At Starbucks, there has always been a trade-off between fast and good. The best drinks at Starbucks require a fresh grinding of the beans, filling the espresso brewing cup (for lack of a better term,) the clunk-cluck of the cup to level the coffee, the twist of the heavy device into place as it is readied for the aromatic brew. This process, this aroma made Starbucks famous. But it took time. To do the work twice as fast, as crowds grew, they needed twice an many baristas and machines, so the made the business decision to  automate. Now espresso “shots” come out of a “two in one” machine that grinds and brews.

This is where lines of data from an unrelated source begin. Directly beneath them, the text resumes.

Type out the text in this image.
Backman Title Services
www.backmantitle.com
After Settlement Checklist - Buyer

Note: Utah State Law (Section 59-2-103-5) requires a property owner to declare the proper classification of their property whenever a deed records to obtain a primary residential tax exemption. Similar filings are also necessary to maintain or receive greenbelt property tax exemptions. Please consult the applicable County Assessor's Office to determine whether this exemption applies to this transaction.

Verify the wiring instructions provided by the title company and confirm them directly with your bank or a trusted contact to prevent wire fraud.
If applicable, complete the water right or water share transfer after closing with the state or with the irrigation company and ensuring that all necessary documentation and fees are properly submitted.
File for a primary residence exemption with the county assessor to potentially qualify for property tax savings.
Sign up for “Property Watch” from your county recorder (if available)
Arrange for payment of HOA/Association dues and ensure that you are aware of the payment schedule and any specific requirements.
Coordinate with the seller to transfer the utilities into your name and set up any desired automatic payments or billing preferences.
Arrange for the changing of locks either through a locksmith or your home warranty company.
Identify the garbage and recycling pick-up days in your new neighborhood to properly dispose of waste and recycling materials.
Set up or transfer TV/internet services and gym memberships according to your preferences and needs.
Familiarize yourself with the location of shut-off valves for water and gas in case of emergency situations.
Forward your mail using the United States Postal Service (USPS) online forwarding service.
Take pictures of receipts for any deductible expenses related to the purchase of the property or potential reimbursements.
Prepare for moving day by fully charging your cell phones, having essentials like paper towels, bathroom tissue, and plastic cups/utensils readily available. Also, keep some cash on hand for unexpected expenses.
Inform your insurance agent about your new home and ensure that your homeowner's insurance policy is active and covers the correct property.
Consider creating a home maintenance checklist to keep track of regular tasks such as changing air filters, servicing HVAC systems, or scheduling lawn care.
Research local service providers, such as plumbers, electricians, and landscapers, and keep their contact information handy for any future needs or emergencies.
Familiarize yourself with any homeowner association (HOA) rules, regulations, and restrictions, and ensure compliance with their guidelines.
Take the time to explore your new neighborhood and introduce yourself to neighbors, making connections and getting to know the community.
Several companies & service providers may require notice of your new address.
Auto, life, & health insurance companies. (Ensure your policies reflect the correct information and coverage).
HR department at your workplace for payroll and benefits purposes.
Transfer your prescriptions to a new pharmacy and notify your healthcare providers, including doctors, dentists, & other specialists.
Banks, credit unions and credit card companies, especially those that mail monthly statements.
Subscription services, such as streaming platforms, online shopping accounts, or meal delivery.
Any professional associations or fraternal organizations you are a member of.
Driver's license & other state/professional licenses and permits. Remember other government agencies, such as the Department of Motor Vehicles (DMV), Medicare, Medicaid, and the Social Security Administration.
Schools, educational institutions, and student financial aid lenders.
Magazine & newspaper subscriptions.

Howard D. Schultz complains that the breakfast sandwiches cover up the smell of the coffee. He is right, so say goodbye to breakfast sandwiches. But it’s also these new machines. The 3-hour training session last night was a brilliant stroke. It told the public “we care.”   But saying as he did in his training video “This is about the love and compassion and commitment that we all need to have for the customer,” is 21st century marko-babble. What he should have said was “passion and commitment” to the product. Make a great product and customers will line up.
Were Mr. Schultz to toss out all of the new automated brewing machines — putting them at the curb – he might no have to close 100 stores. And he might even be able to keep a breakfast sandwich or two.